Each individual architecture plus a learning rate form the individual’s DNA, which is implemented in TensorFlow. The vertices in this graph represent activations, such as ReLU and Linear functions. The edges represent either an identity function or a convolution layer containing mutable numerical parameters which define the convolution operation. During evolution, when multiple edges are incident on a vertex, they each must be of the same size and have the same number of channels for their activations. If not, this inconsistency is resolved by choosing one incoming edge to be the primary input, reshaping the rest using zeroth-order interpolation for the size, and truncating/padding for the number of channels. Mutation on a numerical parameter chooses the new value at random around the existing value. This makes it possible for the evolutionary process to choose any number within this range that gives better accuracy.
At each step of the evolutionary process, two individuals are randomly selected from the population by a computer, referred to as a worker. The individual with lower fitness is killed right away. A new child (a new DNN architecture) is created by applying a mutation operation (randomly selected from the predefined set of mutations) to the surviving individual. The child is trained, its fitness value is computed, and becomes “alive” as it’s added back to the population. If a child’s layer has matching shapes with that of its parent, the weights are preserved. This helps to retain some of the learned weights during the evolutionary process instead of learning them from the scratch. This process is repeated for a long time (about 12 days based on the experiments).
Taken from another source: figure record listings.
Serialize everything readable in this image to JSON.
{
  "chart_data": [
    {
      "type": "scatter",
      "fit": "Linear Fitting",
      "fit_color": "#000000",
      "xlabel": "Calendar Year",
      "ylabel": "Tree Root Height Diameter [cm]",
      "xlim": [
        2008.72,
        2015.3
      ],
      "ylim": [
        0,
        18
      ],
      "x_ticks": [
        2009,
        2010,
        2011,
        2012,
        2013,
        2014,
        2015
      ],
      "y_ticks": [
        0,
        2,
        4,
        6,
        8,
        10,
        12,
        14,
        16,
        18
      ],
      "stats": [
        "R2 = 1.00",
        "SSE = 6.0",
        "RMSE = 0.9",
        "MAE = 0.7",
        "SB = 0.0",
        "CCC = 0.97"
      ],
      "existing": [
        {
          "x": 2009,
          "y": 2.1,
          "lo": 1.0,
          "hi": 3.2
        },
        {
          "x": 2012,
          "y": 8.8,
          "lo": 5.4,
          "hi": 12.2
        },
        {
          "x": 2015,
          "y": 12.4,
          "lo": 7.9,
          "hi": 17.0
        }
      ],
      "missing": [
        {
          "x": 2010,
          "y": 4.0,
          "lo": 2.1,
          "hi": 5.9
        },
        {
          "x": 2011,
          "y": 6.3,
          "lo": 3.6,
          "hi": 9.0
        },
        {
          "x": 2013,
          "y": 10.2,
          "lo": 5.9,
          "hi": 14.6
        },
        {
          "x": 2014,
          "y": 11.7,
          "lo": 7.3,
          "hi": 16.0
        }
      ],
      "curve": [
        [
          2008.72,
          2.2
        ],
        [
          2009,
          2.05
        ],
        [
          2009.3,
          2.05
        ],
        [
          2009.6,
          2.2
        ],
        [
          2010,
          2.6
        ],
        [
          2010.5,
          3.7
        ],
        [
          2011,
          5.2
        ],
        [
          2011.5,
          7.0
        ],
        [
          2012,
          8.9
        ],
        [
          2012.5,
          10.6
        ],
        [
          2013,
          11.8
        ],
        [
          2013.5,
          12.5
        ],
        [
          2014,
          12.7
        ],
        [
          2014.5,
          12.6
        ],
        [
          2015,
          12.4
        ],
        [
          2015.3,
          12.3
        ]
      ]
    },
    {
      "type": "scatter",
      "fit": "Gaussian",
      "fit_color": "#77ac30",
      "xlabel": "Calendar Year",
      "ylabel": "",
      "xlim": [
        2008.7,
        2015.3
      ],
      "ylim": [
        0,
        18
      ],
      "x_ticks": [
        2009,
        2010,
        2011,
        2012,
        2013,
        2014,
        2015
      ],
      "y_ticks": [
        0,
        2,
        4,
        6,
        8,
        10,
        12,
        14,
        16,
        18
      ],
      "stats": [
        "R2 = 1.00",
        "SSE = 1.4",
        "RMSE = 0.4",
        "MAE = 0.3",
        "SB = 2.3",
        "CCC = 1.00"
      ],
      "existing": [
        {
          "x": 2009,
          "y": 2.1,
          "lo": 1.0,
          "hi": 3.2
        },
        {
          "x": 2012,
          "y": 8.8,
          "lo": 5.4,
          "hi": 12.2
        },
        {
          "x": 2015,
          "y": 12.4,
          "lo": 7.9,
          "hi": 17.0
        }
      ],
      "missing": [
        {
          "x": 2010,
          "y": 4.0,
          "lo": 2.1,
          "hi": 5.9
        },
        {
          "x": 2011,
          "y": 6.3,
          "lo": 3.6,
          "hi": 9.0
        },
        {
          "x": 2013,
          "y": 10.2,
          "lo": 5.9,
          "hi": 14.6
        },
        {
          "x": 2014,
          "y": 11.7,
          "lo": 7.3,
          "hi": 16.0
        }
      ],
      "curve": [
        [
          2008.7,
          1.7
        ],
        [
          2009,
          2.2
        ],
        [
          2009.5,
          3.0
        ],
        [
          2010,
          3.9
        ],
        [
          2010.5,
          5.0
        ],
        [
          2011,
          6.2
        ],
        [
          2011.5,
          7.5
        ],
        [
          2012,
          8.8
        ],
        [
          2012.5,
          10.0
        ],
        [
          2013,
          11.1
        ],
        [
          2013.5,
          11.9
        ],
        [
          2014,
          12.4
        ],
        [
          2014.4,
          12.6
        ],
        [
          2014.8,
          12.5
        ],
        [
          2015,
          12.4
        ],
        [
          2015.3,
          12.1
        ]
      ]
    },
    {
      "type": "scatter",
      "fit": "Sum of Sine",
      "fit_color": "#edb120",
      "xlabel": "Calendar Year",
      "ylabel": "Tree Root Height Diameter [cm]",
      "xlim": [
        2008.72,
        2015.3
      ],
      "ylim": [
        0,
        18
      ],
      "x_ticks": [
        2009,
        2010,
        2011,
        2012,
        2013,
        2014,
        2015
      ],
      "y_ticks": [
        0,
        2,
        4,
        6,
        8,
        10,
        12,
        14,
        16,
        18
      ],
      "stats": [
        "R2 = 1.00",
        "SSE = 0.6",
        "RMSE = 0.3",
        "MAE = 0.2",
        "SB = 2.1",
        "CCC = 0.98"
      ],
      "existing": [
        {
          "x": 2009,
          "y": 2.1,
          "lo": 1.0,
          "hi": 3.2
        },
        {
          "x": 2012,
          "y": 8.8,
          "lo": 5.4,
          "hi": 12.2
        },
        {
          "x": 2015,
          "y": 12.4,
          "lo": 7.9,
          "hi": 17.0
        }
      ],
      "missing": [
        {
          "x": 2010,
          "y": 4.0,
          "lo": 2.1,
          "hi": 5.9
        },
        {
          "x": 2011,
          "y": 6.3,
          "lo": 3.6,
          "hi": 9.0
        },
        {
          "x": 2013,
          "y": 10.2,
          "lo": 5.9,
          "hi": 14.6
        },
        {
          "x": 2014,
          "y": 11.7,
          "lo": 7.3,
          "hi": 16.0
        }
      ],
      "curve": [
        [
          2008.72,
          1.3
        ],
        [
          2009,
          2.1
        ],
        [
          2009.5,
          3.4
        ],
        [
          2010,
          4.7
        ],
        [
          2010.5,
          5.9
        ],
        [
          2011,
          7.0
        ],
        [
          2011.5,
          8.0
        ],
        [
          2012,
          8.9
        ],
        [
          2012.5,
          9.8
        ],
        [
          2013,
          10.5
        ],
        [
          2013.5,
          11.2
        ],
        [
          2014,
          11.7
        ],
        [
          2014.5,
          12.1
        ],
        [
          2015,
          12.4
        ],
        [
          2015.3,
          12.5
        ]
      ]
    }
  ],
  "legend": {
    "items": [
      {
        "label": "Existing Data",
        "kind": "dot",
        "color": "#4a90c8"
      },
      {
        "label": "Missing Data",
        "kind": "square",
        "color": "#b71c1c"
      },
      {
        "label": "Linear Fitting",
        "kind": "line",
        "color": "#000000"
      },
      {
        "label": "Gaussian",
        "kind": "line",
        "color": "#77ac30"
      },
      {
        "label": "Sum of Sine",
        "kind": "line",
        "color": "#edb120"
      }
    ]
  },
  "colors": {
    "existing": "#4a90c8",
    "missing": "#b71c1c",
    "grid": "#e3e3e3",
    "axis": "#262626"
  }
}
Figure 1 Progress of an evolution experiment. Each dot represents an individual in the population. Blue dots (darker, top-right) are alive. C: convolution, BN: batch normalization, R: Relu
Training and validation
For DNN training, the authors used SGD with momentum of 0.9, a batch size of 50, and a weight decay of 0.0001 for regularization. Cross-entropy is used as the loss function. Each training runs for 25,600 steps. For both CIFAR-10 and CIFAR-100, the training set consists of 45000 samples, with 5000 samples held out for validation. The training set is augmented as in He et al. 2016.
The authors employed a massively-parallel, lock-free infrastructure of 250 workers, and many of them operate asynchronously on different computers with no direct communications. The whole population, consisting of 1000 individuals, is stored in a shared file-system that all the workers have access to.
Experimental results
To test the proposed method, CIFAR-10 and CIFAR-100 were selected as these two datasets require large neural networks to obtain good results. Due to result variability, the experiments were repeated five times and the top models obtained a test accuracy of 94.6% for CIFAR-10 and 77% for CIFAR-100. The authors claim that these are the most accurate results obtained for these datasets by using automated discovery methods that start from trivial initial conditions. However, the obtained results are a little worse than the results in Wide ResNet (Zagoruyko and Komadakis, 2016) and DenseNet (Huang et al., 2016) that obtained (96.2%, 81.7%) and (96.7%, 82.8%) on (CIFAR-10, CIFAR-100) respectively.
Effect of population size and number of training steps:
Increasing both population size as well as the number of training steps broaden the model search space; as a result, it improves the test accuracy until reaching a plateau.
Conclusion
This paper shows that EA is able to fully automate the discovery of deep neural net architectures that are capable of solving complex tasks. Although the authors claim that their method is scalable, its use requires a large-scale infrastructure. The authors hope that future algorithmic and hardware improvements will allow implementation to be more economical. Overall, the proposed method is a promising approach for automating scalable architectural design of DNNs.